The main character and his irritatingly profane sibling Gwen (the performer) face him once more while snowed in at an alpine Christian camp for kids, the follow-up also referencing regarding the hockey mask killer the camp slasher. Gwen is guided there by an apparition of her deceased parent and what might be their dead antagonist's original prey while Finn, still trying to process his anger and fresh capacity for resistance, is following so he can protect her. The writing is excessively awkward in its contrived scene-setting, awkwardly requiring to leave the brother and sister trapped at a place that will also add to histories of protagonist and antagonist, providing information we weren't particularly interested in or care to learn about. In what also feels like a more calculated move to edge the film toward the similar religious audiences that transformed the Conjuring movies into major blockbusters, the filmmaker incorporates a spiritual aspect, with virtue now more directly linked with God and heaven while evil symbolizes the devil and hell, religion the final defense against a monster like this.

Overcomplicated Story

What all of this does is further over-stack a series that was already nearly collapsing, incorporating needless complexities to what should be a straightforward horror movie. I often found myself excessively engaged in questioning about the hows and whys of feasible and unfeasible occurrences to become truly immersed. It's minimal work for the performer, whose face we never really see but he does have authentic charisma that’s typically lacking in other aspects in the cast. The setting is at times atmospherically grand but the bulk of the persistently unfrightening scenes are marred by a gritty film stock appearance to distinguish dreaming from waking, an ineffective stylistic choice that feels too self-aware and designed to reflect the frightening randomness of living through a genuine night terror.

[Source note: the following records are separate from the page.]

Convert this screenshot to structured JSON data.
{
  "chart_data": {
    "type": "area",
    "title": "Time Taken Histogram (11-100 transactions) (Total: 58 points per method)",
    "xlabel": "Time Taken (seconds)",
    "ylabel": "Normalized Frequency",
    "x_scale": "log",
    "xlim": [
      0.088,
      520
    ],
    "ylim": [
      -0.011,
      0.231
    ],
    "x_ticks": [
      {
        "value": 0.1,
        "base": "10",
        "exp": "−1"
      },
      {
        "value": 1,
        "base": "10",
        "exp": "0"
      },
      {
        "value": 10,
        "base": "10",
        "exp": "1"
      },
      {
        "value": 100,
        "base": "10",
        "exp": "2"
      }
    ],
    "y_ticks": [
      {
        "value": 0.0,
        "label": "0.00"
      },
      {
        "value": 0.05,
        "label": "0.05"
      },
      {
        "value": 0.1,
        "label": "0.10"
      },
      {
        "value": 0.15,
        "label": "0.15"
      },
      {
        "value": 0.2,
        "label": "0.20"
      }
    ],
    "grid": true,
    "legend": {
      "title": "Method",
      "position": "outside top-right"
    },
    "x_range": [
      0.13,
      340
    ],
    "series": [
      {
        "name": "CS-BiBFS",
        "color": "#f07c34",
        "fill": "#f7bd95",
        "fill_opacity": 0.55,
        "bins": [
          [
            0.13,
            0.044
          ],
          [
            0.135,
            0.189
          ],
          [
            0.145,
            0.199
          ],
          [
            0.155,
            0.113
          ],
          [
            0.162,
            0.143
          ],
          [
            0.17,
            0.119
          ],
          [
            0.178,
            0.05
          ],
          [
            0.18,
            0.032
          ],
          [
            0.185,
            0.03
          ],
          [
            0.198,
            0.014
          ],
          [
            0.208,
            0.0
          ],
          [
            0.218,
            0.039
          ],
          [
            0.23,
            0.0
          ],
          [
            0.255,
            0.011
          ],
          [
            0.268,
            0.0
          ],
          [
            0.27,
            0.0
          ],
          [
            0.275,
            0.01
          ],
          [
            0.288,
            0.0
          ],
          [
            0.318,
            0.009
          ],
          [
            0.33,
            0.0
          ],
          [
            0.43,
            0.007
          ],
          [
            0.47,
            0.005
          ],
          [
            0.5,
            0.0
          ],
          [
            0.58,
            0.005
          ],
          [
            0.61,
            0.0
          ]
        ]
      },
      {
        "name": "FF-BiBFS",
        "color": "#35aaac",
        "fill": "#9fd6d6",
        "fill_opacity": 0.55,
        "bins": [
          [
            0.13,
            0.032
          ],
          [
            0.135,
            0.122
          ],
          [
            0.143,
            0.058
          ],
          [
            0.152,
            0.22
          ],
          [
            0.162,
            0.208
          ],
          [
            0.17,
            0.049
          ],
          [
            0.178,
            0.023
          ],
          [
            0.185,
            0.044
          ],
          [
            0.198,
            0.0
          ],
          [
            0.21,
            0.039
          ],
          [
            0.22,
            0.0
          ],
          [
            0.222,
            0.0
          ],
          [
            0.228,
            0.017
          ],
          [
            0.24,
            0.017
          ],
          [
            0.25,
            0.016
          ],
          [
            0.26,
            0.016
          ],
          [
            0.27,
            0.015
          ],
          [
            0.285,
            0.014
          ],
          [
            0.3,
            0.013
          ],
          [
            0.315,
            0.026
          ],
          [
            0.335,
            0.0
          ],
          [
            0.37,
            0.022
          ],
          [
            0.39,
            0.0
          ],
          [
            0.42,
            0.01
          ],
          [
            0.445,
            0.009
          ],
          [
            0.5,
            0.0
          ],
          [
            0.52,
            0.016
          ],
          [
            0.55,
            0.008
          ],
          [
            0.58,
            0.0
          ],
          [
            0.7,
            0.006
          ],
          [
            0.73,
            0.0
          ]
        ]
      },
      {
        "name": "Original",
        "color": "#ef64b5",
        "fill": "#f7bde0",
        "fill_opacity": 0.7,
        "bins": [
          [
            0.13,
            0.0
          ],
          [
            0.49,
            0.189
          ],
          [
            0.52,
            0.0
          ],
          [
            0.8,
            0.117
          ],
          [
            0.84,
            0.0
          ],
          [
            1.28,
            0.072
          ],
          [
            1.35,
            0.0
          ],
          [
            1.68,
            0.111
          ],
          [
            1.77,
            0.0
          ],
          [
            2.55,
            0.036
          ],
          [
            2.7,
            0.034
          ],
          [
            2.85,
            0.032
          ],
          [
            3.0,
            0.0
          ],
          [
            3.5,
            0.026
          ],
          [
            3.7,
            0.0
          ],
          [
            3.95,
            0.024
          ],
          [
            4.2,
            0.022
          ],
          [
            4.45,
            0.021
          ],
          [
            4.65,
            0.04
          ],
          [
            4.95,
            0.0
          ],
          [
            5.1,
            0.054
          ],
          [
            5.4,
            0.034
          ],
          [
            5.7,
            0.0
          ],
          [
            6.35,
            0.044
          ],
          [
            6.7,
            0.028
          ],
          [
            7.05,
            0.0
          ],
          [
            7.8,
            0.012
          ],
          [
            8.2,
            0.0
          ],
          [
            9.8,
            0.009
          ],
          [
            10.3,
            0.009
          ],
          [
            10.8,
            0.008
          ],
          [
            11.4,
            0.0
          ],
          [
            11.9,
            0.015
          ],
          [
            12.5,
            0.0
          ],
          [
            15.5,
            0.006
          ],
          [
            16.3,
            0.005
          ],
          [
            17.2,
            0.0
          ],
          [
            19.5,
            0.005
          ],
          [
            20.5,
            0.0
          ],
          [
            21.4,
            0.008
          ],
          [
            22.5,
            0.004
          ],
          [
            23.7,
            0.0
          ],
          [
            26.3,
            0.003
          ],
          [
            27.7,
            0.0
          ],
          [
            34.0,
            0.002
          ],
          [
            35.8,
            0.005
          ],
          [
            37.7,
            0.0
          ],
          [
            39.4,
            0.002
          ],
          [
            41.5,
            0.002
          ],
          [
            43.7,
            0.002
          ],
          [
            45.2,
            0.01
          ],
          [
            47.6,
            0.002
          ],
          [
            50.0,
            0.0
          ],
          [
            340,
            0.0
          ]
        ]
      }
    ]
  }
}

Weak Continuation Rationale

Running nearly 120 minutes, the follow-up, comparable to earlier failures, is a unnecessarily lengthy and hugely unconvincing justification for the establishment of an additional film universe. The next time it rings, I suggest ignoring it.

  • The follow-up film releases in Australian theaters on 16 October and in America and Britain on October 17
Jason Rodriguez
Jason Rodriguez

A passionate sommelier and wine blogger with over a decade of experience in Italian viticulture and tourism.